Aiming to fund his next film, titled It Must Be Heaven (a meta-reference to the actual film audiences are watching), he travels to Paris to meet a producer. In the film’s pivotal scene, the producer rejects the scripts saying it’s not ‘Palestinian’ enough. Suleiman strongly comments on the narrative the media and film studios are trying to push for Palestine, relegating it into stereotypes and clichés that, in many ways, remain as detached from reality as possible. Following the rejection, Suleiman visits New York where he encounters another rejection simply due to lack of interest.
In traveling between Palestine, New York and Paris, Suleiman observes similarities and differences as well as defining traits that paint a larger picture of the world as we live in it today. Where there’s no compassion, there’s racism, threats and loneliness – and no matter where he travels, these themes remain present.
The film has several major moments of brilliance, thanks to a piercing screenplay that employs silence, sound and physical comedy, to offer a biting social and political commentary about Palestinian identity.

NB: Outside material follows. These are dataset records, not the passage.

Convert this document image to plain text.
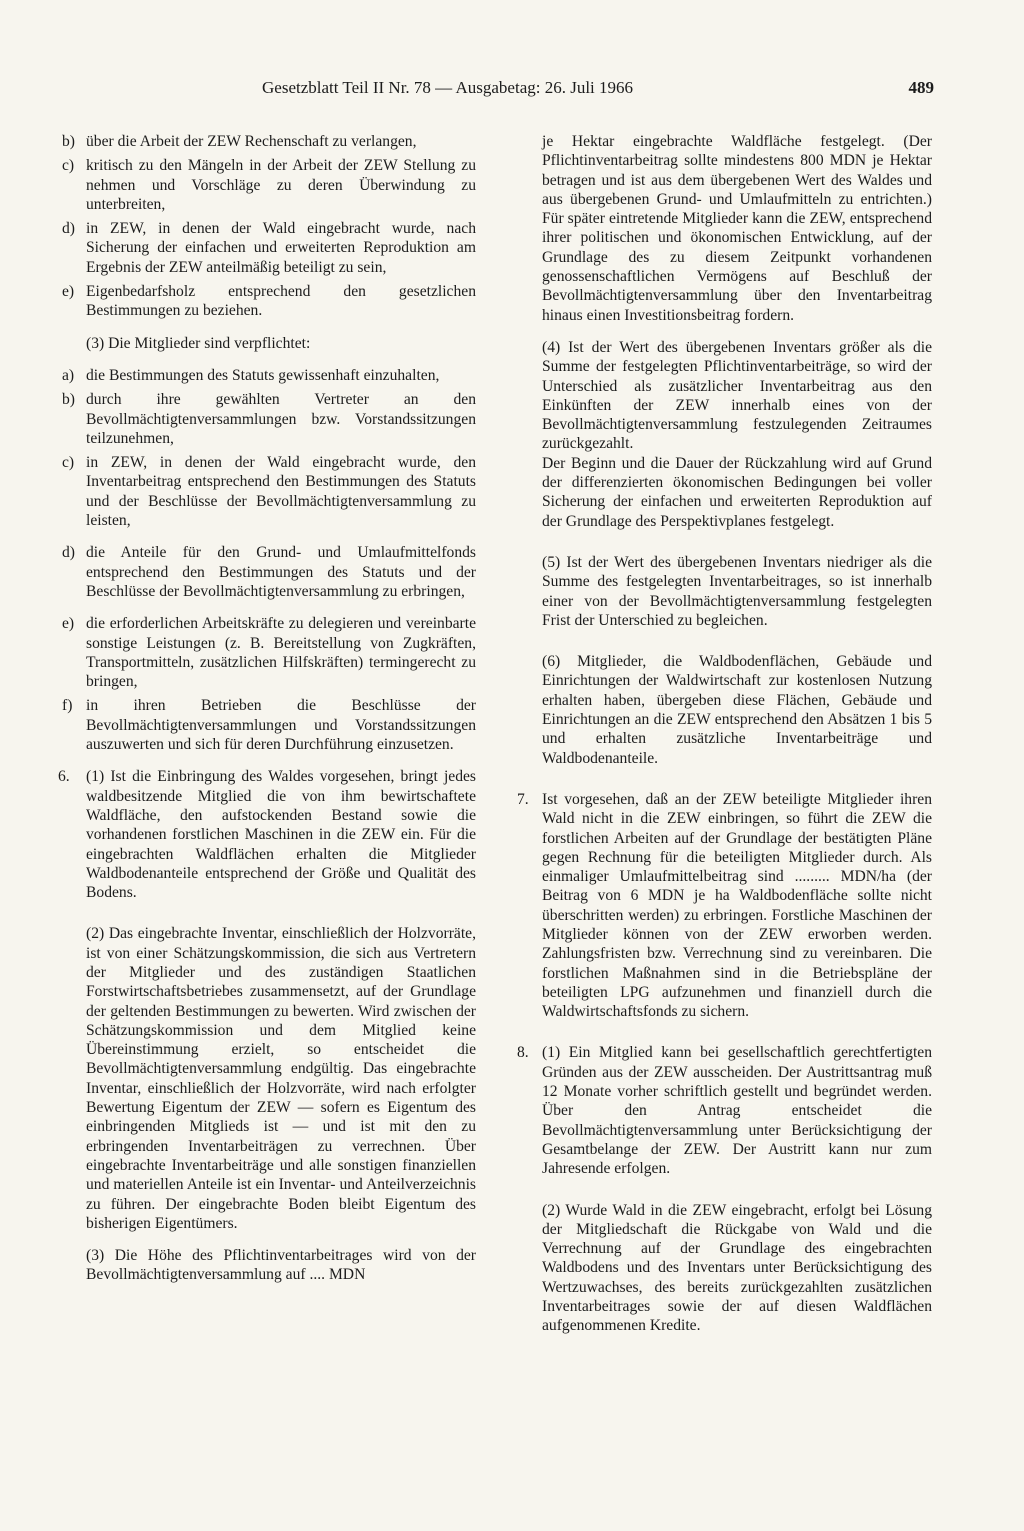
Gesetzblatt Teil II Nr. 78 — Ausgabetag: 26. Juli 1966	489

b) über die Arbeit der ZEW Rechenschaft zu verlangen,

c) kritisch zu den Mängeln in der Arbeit der ZEW Stellung zu nehmen und Vorschläge zu deren Überwindung zu unterbreiten,

d) in ZEW, in denen der Wald eingebracht wurde, nach Sicherung der einfachen und erweiterten Reproduktion am Ergebnis der ZEW anteilmäßig beteiligt zu sein,

e) Eigenbedarfsholz entsprechend den gesetzlichen Bestimmungen zu beziehen.

(3) Die Mitglieder sind verpflichtet:

a) die Bestimmungen des Statuts gewissenhaft einzuhalten,

b) durch ihre gewählten Vertreter an den Bevollmächtigtenversammlungen bzw. Vorstandssitzungen teilzunehmen,

c) in ZEW, in denen der Wald eingebracht wurde, den Inventarbeitrag entsprechend den Bestimmungen des Statuts und der Beschlüsse der Bevollmächtigtenversammlung zu leisten,

d) die Anteile für den Grund- und Umlaufmittelfonds entsprechend den Bestimmungen des Statuts und der Beschlüsse der Bevollmächtigtenversammlung zu erbringen,

e) die erforderlichen Arbeitskräfte zu delegieren und vereinbarte sonstige Leistungen (z. B. Bereitstellung von Zugkräften, Transportmitteln, zusätzlichen Hilfskräften) termingerecht zu bringen,

f) in ihren Betrieben die Beschlüsse der Bevollmächtigtenversammlungen und Vorstandssitzungen auszuwerten und sich für deren Durchführung einzusetzen.

6. (1) Ist die Einbringung des Waldes vorgesehen, bringt jedes waldbesitzende Mitglied die von ihm bewirtschaftete Waldfläche, den aufstockenden Bestand sowie die vorhandenen forstlichen Maschinen in die ZEW ein. Für die eingebrachten Waldflächen erhalten die Mitglieder Waldbodenanteile entsprechend der Größe und Qualität des Bodens.

(2) Das eingebrachte Inventar, einschließlich der Holzvorräte, ist von einer Schätzungskommission, die sich aus Vertretern der Mitglieder und des zuständigen Staatlichen Forstwirtschaftsbetriebes zusammensetzt, auf der Grundlage der geltenden Bestimmungen zu bewerten. Wird zwischen der Schätzungskommission und dem Mitglied keine Übereinstimmung erzielt, so entscheidet die Bevollmächtigtenversammlung endgültig. Das eingebrachte Inventar, einschließlich der Holzvorräte, wird nach erfolgter Bewertung Eigentum der ZEW — sofern es Eigentum des einbringenden Mitglieds ist — und ist mit den zu erbringenden Inventarbeiträgen zu verrechnen. Über eingebrachte Inventarbeiträge und alle sonstigen finanziellen und materiellen Anteile ist ein Inventar- und Anteilverzeichnis zu führen. Der eingebrachte Boden bleibt Eigentum des bisherigen Eigentümers.

(3) Die Höhe des Pflichtinventarbeitrages wird von der Bevollmächtigtenversammlung auf .... MDN

je Hektar eingebrachte Waldfläche festgelegt. (Der Pflichtinventarbeitrag sollte mindestens 800 MDN je Hektar betragen und ist aus dem übergebenen Wert des Waldes und aus übergebenen Grund- und Umlaufmitteln zu entrichten.) Für später eintretende Mitglieder kann die ZEW, entsprechend ihrer politischen und ökonomischen Entwicklung, auf der Grundlage des zu diesem Zeitpunkt vorhandenen genossenschaftlichen Vermögens auf Beschluß der Bevollmächtigtenversammlung über den Inventarbeitrag hinaus einen Investitionsbeitrag fordern.

(4) Ist der Wert des übergebenen Inventars größer als die Summe der festgelegten Pflichtinventarbeiträge, so wird der Unterschied als zusätzlicher Inventarbeitrag aus den Einkünften der ZEW innerhalb eines von der Bevollmächtigtenversammlung festzulegenden Zeitraumes zurückgezahlt.

Der Beginn und die Dauer der Rückzahlung wird auf Grund der differenzierten ökonomischen Bedingungen bei voller Sicherung der einfachen und erweiterten Reproduktion auf der Grundlage des Perspektivplanes festgelegt.

(5) Ist der Wert des übergebenen Inventars niedriger als die Summe des festgelegten Inventarbeitrages, so ist innerhalb einer von der Bevollmächtigtenversammlung festgelegten Frist der Unterschied zu begleichen.

(6) Mitglieder, die Waldbodenflächen, Gebäude und Einrichtungen der Waldwirtschaft zur kostenlosen Nutzung erhalten haben, übergeben diese Flächen, Gebäude und Einrichtungen an die ZEW entsprechend den Absätzen 1 bis 5 und erhalten zusätzliche Inventarbeiträge und Waldbodenanteile.

7. Ist vorgesehen, daß an der ZEW beteiligte Mitglieder ihren Wald nicht in die ZEW einbringen, so führt die ZEW die forstlichen Arbeiten auf der Grundlage der bestätigten Pläne gegen Rechnung für die beteiligten Mitglieder durch. Als einmaliger Umlaufmittelbeitrag sind ......... MDN/ha (der Beitrag von 6 MDN je ha Waldbodenfläche sollte nicht überschritten werden) zu erbringen. Forstliche Maschinen der Mitglieder können von der ZEW erworben werden. Zahlungsfristen bzw. Verrechnung sind zu vereinbaren. Die forstlichen Maßnahmen sind in die Betriebspläne der beteiligten LPG aufzunehmen und finanziell durch die Waldwirtschaftsfonds zu sichern.

8. (1) Ein Mitglied kann bei gesellschaftlich gerechtfertigten Gründen aus der ZEW ausscheiden. Der Austrittsantrag muß 12 Monate vorher schriftlich gestellt und begründet werden. Über den Antrag entscheidet die Bevollmächtigtenversammlung unter Berücksichtigung der Gesamtbelange der ZEW. Der Austritt kann nur zum Jahresende erfolgen.

(2) Wurde Wald in die ZEW eingebracht, erfolgt bei Lösung der Mitgliedschaft die Rückgabe von Wald und die Verrechnung auf der Grundlage des eingebrachten Waldbodens und des Inventars unter Berücksichtigung des Wertzuwachses, des bereits zurückgezahlten zusätzlichen Inventarbeitrages sowie der auf diesen Waldflächen aufgenommenen Kredite.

In choosing to reduce dialogue as much as possible, Suleiman creates a visual experience that works more than it doesn’t, but feels ultimately a bit too incoherent and somehow random. While some of the set pieces register strongly on creative and narrative levels, others fall into repetition, vagueness or indulgent traps that takes away from the overall impact of the film. The mannerism that is Suleiman’s signature style works in most scenes but sort of overstays its welcome when the film attempts to maintain its social critiques but ends up overly bleak. In seeking relevance and satire, the film achieves this along with a bit of alienation due to overly long or repetitive tropes that could have been easily lost to offer a clearer view of the world in Suleiman’s eyes.
Nevertheless, and despite the pacing and structural flaws, It Must Be Heaven remains very unique, inventive and at times touching. A welcome return for Suleiman whose voices remains one of the freshest and most urgent voices in Middle Eastern cinema today.